Read The Avenger 2 - The Yellow Hoard Online
Authors: Kenneth Robeson
“Yes. That was an attempt at double cross for which Borg would have paid later. Borg was going to keep all the gold himself.”
“He couldn’t have found it, with only four plates.”
“He counted on getting the fifth plate from one of our bodies when we’d been in our tomb long enough to die,” Benson pointed out. “Chandler, of course, didn’t even need to wait that long. He had seen the fifth plate, Alec Knight’s plate, and knew the whole message. He could have gone right to the treasure as soon as he’d killed everybody in his way with the rock slide.”
“You let him set off that explosion,” said Nellie, staring hard at the white, still face.
“Yes, I let him,” said Benson.
“And you knew which way the slide would go. Because you kept me from going to the side I thought was safe.”
“I knew,” Benson nodded quietly. “I scarcely even needed a look at the fissure to know that. Because that small crack was the only visible evidence of the last and greatest Aztec death trap of them all—designed as a last resort to protect their treasure from raiders. And since the hoard was buried on Borg’s side of the ridge, naturally any trap protecting it would be bound to send death on that side, no matter which way it seemed the avalanche would slide from an examination of the top of the ridge.”
The baleful colorless eyes stared at the tumbled tons of rock.
“So I let Chandler destroy himself and his men as the ancient Aztecs would have destroyed them had they been here today to guard their treasure. If he was ruthless enough to scheme our deaths by the twitch of his trigger finger, let him bring on himself the fiendish fate he had hatched.”
The giant Smitty sighed. “Justice & Co.,” he murmured.

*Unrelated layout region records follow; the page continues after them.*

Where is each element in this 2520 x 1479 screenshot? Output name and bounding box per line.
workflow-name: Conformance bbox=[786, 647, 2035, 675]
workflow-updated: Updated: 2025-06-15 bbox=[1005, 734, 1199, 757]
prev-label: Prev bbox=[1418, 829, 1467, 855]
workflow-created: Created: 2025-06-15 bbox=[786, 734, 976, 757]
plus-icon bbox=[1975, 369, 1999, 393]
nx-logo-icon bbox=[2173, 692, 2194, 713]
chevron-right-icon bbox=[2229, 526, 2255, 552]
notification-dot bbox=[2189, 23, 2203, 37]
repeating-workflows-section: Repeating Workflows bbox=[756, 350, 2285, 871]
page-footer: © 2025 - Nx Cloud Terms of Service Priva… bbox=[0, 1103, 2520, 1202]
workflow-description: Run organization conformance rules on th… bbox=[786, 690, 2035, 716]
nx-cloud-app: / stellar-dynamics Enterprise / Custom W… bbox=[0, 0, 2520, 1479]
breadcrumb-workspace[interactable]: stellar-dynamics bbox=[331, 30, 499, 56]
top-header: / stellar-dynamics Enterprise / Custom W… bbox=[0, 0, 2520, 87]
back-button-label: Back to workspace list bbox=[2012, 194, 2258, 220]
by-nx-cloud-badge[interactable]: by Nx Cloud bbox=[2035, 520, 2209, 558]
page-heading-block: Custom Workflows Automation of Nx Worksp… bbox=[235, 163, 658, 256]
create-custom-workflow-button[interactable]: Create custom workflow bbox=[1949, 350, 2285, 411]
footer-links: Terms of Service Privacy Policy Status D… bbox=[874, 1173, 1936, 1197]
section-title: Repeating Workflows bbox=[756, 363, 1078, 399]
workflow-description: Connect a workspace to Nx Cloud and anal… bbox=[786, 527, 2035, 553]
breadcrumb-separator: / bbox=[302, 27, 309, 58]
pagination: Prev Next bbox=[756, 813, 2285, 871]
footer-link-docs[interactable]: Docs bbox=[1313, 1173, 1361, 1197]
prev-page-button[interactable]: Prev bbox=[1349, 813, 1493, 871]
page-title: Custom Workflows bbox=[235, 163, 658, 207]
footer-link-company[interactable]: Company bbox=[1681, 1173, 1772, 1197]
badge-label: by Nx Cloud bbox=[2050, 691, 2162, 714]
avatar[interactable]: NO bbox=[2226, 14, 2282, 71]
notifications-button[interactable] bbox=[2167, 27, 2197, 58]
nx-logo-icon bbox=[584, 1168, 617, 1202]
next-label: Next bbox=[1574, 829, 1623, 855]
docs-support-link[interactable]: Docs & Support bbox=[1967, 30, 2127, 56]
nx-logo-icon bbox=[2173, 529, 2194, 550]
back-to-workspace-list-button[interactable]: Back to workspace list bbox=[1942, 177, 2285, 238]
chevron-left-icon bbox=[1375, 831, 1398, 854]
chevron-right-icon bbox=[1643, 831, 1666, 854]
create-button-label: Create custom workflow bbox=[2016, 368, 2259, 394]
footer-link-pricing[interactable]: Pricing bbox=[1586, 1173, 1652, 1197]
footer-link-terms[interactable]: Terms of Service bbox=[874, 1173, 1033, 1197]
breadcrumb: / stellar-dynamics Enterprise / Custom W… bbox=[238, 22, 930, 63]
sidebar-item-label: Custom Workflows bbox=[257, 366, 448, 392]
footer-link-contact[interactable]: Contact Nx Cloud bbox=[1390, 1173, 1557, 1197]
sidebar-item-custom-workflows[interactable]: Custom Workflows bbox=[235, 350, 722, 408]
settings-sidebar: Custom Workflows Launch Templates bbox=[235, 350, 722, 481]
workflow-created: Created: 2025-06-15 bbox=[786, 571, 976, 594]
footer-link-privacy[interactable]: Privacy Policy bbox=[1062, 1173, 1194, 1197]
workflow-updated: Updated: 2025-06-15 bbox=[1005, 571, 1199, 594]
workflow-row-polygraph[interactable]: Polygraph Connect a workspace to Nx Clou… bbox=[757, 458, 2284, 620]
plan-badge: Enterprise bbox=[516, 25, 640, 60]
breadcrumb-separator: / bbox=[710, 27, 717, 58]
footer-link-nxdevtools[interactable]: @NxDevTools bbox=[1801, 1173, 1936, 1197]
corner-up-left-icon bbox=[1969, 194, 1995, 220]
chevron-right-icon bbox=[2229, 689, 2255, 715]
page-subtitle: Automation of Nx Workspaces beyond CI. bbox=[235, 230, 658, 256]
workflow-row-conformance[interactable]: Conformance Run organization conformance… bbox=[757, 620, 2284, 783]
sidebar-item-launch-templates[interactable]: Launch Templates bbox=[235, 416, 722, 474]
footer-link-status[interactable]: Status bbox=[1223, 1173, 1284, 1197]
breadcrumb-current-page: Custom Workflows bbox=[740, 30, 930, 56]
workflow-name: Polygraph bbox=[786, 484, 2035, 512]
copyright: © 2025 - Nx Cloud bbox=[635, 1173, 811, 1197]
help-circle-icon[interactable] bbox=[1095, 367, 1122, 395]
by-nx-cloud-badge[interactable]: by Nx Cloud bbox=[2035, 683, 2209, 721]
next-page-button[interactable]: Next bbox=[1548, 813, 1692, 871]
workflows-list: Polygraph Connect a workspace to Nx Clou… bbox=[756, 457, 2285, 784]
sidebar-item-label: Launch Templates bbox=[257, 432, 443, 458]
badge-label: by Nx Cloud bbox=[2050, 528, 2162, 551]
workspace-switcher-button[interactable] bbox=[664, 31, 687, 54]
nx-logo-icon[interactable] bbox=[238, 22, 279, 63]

But Mac had something else in mind.
“Whoosh! How d’ye know the treasure was on that side? Ye hunted on our side this mornin’.”
“I found it,” said Benson, voice as cold and emotionless as his dead face.
“Ye did? Then it’s under all that rock and no man will ever see it—”
“It is—under the third biggest boulder in the middle of the slide,” said Benson. “We can find it quite easily, whenever Nellie Gray wants it. It’s hers.”
Nellie shook her sleek blond head vigorously.
“It’s
ours.
We share alike. But I’ve a suggestion to make.” She stared very seriously at Benson. “I’d suggest that we leave it where it is as a sort of permanent and tremendous bank deposit, to be drawn on in a perpetual fight against crime. And I’d like to join in that fight. I want to work with you. I could do many valuable things that no man could do. And I . . . my father—”
She stopped for a moment and composed herself.
“Crime killed my father. I want to wipe that out by working against crime. With you.”
There was a pause. The pale, inexorable eyes searched her to the soul. Then Benson’s hand went out, and the steely fingers gave her hand a man’s grasp.
MacMurdie was his dour self again.
“Ye’re plannin’ great and noble things, my girl,” he glowered sarcastically. “But how’ll we get out to do ’em? We’re stuck here in the jungle. Our plane was blown up. The gang’s plane is under half of Mexico—”
“You pessimistic Scot!” said Smitty. “Haven’t you got feet? We’re hardly a hundred miles from the coast. There’ll be a coast town where we can get a tramp ship to an airport. All we’ll lose is a few days’ time.”
Wrangling amiably, they went to the edge of the cliff and started descending to make camp for the night. Nellie paused a moment beside the man who was now her chief.
He was staring with pale, basilisk eyes over the jumbled thousands of tons of rock. Thinking of the human rats lying beneath, sent to death by their own leader? No. Thinking of the vast wealth lying there to be tapped by themselves alone whenever they should need any of it? No.
Nellie didn’t think either of these things was behind the colorless eyes that flared like ice in a glacial dawn. She thought she knew what he was thinking.
Of a woman for whose sweetness he had lived; of a child for whose promise he had worked. Wife and small daughter, snatched from him by crime.
He was thinking of them—and dedicating his remaining bleak existence anew to the fighting of crime.
Nellie turned and went softly away, leaving him to the chill and dangerous immensity of his thoughts.